10 Annoying Web Design Trends Which Should Stop NOW
Web design is all about innovation, but not all progress is good progress. Here are my Top 10 most annoying web design trends that need to stop in 2018.
Instant Survey/Mailing Lists When landing on page
So I've just clicked through to a website and before I've even seen the content, I've got some random persons mailing list subscription form thrust in my face, or even worse a customer satisfaction survey. I've just entered the site! I have no idea what your site is about or the quality of work, so why would I want to instantly sign up to a list? Let me read your content first, and if I want to subscribe, I will. Thanks.
Passive aggressive pop-ups
Those "before you leave" messages can be quite annoying. This new trend causes a banner pop up for a mailing list or survey to pop up when the mouse pointer leaves the window. I guess this is to capture people before they hit the back button, but they get triggered at any time for examples Alt+Tab to another window, moving the mouse to the second monitor or simply going to bookmark the page. If I want to subscribe to your lists I will, I don't need your signup form thrust down my throat. Thanks.
Copy & Paste Templates all look the same
There are a plethora of "freemium" and premium templates out there all promising to the latest and greatest with newly added features (most of which are on this list), except all the themes look the same. Standard hero image of some stock photo, bootstrap title and tagline, bootstrap button or two and the modular "panels" design. Very few templates now offer any creativity from the authors. It gives me the impression that they have just taken another template, made a few minor cosmetic changes and relaunched it as a "new" template.
Plethora of frameworks and platforms
Auto Play Videos - The 21 Century MIDI
Back in the 1990's MIDI files were used as background music on websites. This was generally accepted about as much as Comic Sans as a typeface. That web trend has fortunately ceased, however, a new trend for auto-playing videos has emerged. These videos can be anything from adverts to embedded videos in content, set to autoplay and there is nothing you can do about it.
When I browse sites, I typically open links in multiple tabs, especially links in the content - open a new tab and read later. Trouble is after I open three or four tabs, the videos start playing in the background, then I have to visit each page, locate the video, stop it, then try and find where I was.

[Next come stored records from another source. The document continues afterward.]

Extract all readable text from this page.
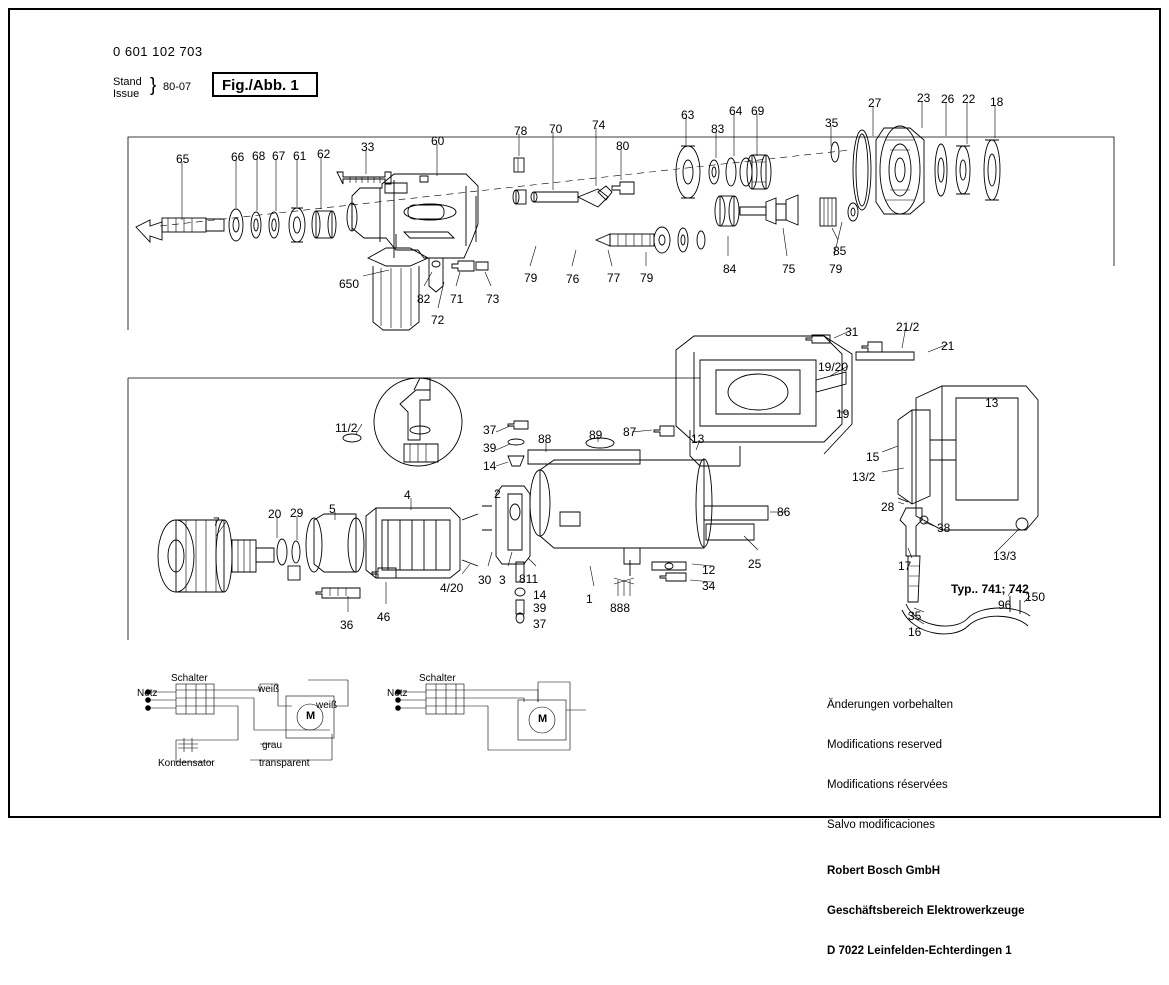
0 601 102 703
Stand
Issue } 80-07 Fig./Abb. 1
65	66 68 67 61 62	33	60
78 70 74
80
63
83
64 69
35
27	23 26 22 18
650
82 71 73
72
79 76 77 79
84	75	79
85
31	21/2
21
19/20
19
13
15
13/2
28
38
17
13/3
96
150
35
16
11/2	37
39
14
88	89 87	13
2
7
20 29 5
4
4/20
30 3 811
14
39
37
36
46
1
888
12
34
25
86
Typ.. 741; 742
Netz
Schalter
weiß
weiß
grau
transparent
Kondensator
M
Netz
Schalter
M

Änderungen vorbehalten

Modifications reserved

Modifications réservées

Salvo modificaciones

Robert Bosch GmbH

Geschäftsbereich Elektrowerkzeuge

D 7022 Leinfelden-Echterdingen 1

DON'T AUTO PLAY VIDEOS.
This is even worse on mobile devices, visiting a web page, which is heavy enough as it is, more on that later, then a video starts playing and consumes all my mobile data allowance. Thanks for that.

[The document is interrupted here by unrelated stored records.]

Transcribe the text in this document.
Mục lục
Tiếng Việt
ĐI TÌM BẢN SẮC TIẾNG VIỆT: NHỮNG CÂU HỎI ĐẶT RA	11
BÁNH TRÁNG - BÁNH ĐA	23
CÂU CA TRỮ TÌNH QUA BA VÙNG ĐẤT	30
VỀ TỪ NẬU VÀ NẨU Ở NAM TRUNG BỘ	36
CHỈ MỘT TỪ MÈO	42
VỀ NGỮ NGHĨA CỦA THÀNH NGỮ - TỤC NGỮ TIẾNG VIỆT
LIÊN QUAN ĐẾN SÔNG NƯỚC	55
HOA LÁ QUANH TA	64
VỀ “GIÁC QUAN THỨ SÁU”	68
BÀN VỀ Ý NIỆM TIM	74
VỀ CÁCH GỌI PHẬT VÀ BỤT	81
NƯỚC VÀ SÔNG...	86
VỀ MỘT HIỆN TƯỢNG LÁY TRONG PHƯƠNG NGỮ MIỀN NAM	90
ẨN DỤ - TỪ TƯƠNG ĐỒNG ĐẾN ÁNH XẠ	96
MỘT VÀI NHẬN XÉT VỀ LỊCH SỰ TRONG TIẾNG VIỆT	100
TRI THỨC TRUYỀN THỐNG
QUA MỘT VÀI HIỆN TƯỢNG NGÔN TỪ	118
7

I use ad blocking software, mainly to block obtrusive adverts, popups, video adverts (see above). There are also privacy issues with adverts, super cookies and tracking codes which build up a picture of my browsing habits. These are legitimate reasons for blocking adverts. The trends now seem to be to ask visitors to turn off ad-blocks in order to see the content and in some cases the site won't even allow you to go any further. Well, if I can't see the content I'm just going to hit the back button, so don't cry about lost revenue due to blockers.
I run adverts on this site, and I have seen the decline in revenues attributed to ad blockers so as a publisher I know what it's like. I don't punish anyone for blocking adverts.
What is the solution? I don't know. Let us know in the comments below.
Website pages these days are getting heavier and heavier, with all the large HD hero images, embedded video, frameworks and unoptimized CSS.
As you can see in the chart, over the past 7 years web page weight has increased by a massive 78% with the average payload in 2017 being 3MB, compared with 2010 average of 0.7MB. Page load statistics from HTTP Archive.
Ajax Spinners - It's OK to Wait?
With web pages getting heavier, frameworks are getting busier and page load times are increasing despite the push for a faster web. We'll solve that problem by adding a loading icon for the user to look at. That'll solve the problem.
No. From a User Experience point of view, you are saying that it is OK to wait for a web page. It is not. You should focus your efforts on delivering a high performance, optimised site which does not need loading icons.
Loading icons need to disappear now. Or be replaced with this.
This is a trend mainly used on news websites, whereby scrolling down the story just leads into the next story, then the next again. The page scrolls down endlessly and quite often breaks the back button, so you have to click 15 times to get out the site. The same is true for listings, which automatically add new content when scrolled down. As more and more content is loaded, the browser uses more and more resources, eventually slowing down.
Top 10 Slideshows
Notice the format of this post, it is a list presented one after the other on one page. Apart from scrolling down, there is no other user interaction required. Clickbait sites started the trend, not popular sites such as Forbes are putting each item on the list has its own slide, sometimes even a new page that has to be clicked. As with infinite scrolling, to go back to the start requires clicking the back button 15 times.
Free content means download for free, i.e. a one-way exchange. The trend is now emerging that "free" content downloads are offered in exchange for signing up to mailing lists or providing other personal data, which is then sold on to marketing companies. So while you may not have paid cash for content, you have sold your personal data to an unknown entity for whatever purpose they feel free to use it for. And folk wonder why they get so much spam email.